Geographic Information Systems (GIS)

  • GIS can be used to identify geographic trends over time, perform surveillance, visualize the locations of patients and determine if there are clusters of specific types of customer or patient experiences. These systems allow for the use of different layers of information.
  • It also provides a method in which we can systematically address where certain events are more likely to occur and implement preventive or corrective measures. Tracking the spread of infectious diseases or preforming outbreak investigations are well known uses of GIS.
  • Another interesting layer of information will be incorporating social media: it can play a significant role, as in the case of tweets informing of healthcare-related issues in relation to patients on company medicinal products.
  • Tracking potential safety problems with GIS can provide new opportunities for real-time interventions, and identification of patients at risk, patterns, and areas where patient education and assistance may be adequate.
  • GIS allows us to visualize, question, analyze, interpret, and understand data to reveal relationships, patterns and trends, perform surveillance and documentation of the geographic components of the diseases targeted by the company and its risk factors, and can help with disease prevention programs and policies.

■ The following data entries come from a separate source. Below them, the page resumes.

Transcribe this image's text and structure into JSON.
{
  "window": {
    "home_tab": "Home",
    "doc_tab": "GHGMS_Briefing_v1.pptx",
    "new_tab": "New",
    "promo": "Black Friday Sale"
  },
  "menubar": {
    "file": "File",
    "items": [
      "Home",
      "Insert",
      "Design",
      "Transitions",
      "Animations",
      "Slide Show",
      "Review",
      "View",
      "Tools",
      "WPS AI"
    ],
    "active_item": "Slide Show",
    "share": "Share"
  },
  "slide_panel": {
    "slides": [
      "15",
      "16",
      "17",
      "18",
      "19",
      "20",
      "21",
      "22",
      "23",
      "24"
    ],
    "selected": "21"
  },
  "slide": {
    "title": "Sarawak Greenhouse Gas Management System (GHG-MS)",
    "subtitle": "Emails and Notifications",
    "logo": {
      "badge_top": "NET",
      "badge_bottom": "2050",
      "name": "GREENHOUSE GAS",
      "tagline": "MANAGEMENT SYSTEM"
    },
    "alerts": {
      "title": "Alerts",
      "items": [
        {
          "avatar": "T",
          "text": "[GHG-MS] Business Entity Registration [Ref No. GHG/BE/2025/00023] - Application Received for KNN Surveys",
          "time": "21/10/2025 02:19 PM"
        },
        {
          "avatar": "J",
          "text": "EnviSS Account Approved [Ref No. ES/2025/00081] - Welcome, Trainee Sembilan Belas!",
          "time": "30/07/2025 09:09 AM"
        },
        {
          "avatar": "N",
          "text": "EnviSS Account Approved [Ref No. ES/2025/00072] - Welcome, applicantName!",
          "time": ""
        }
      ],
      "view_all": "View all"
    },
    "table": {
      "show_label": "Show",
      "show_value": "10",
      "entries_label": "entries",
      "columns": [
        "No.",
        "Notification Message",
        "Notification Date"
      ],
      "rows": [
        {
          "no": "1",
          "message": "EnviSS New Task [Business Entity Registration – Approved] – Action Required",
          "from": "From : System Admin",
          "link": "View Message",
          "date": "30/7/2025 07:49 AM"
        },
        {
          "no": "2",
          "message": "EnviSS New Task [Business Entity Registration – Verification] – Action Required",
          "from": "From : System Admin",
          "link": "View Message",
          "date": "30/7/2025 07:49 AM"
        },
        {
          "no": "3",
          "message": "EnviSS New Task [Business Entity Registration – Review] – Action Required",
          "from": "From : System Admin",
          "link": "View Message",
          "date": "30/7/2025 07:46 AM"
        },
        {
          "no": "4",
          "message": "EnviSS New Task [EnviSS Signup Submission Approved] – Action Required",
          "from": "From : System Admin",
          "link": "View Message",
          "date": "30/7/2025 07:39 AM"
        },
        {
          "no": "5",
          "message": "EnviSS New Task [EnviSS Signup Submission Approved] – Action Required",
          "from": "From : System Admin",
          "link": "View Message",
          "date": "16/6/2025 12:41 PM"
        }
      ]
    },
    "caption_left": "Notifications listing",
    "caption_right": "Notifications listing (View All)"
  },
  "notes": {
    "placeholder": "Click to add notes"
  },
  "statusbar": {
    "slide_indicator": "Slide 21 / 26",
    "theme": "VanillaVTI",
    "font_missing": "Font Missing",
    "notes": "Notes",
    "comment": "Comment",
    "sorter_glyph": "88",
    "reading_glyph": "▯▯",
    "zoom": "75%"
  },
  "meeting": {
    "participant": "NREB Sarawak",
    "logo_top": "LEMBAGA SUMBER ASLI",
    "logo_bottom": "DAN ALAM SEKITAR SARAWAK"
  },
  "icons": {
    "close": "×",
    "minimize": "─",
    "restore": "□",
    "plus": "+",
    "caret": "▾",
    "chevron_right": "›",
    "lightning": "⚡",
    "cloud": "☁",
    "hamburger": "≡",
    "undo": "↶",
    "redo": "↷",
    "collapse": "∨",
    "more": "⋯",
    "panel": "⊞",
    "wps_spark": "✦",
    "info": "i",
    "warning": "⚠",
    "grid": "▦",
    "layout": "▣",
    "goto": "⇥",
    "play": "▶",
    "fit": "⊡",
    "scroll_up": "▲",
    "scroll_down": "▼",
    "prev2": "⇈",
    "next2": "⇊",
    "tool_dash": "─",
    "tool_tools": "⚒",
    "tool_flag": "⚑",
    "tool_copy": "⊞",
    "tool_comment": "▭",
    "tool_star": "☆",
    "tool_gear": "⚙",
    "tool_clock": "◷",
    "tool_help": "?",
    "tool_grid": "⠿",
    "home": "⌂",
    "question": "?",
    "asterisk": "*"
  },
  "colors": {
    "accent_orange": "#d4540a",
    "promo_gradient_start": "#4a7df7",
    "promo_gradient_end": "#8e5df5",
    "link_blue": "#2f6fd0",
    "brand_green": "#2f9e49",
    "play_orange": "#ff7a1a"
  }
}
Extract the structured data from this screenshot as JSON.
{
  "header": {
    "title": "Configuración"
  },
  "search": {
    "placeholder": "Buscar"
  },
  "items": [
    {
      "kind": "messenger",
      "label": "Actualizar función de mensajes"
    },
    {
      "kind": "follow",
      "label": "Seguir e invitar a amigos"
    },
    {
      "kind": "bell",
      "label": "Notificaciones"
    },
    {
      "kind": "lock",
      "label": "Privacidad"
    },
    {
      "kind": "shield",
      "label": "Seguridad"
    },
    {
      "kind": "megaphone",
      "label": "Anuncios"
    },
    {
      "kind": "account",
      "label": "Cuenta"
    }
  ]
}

Text and information mining

  • An important part of the AE reporting is unstructured (narratives, event descriptions), as well as the information obtained from the Internet.
  • Text and information mining help to detect specific text patterns or combinations, as well as trends.

Visualization tools

  • Visualization analytics encompasses the use of pictures and graphics to facilitate the understanding of complex data relationships by displaying data in a visually meaningful way.
  • Very useful and fundamental instrument for visualizing patterns in the environment of multiple-source data integration. Widely used in healthcare data analytics.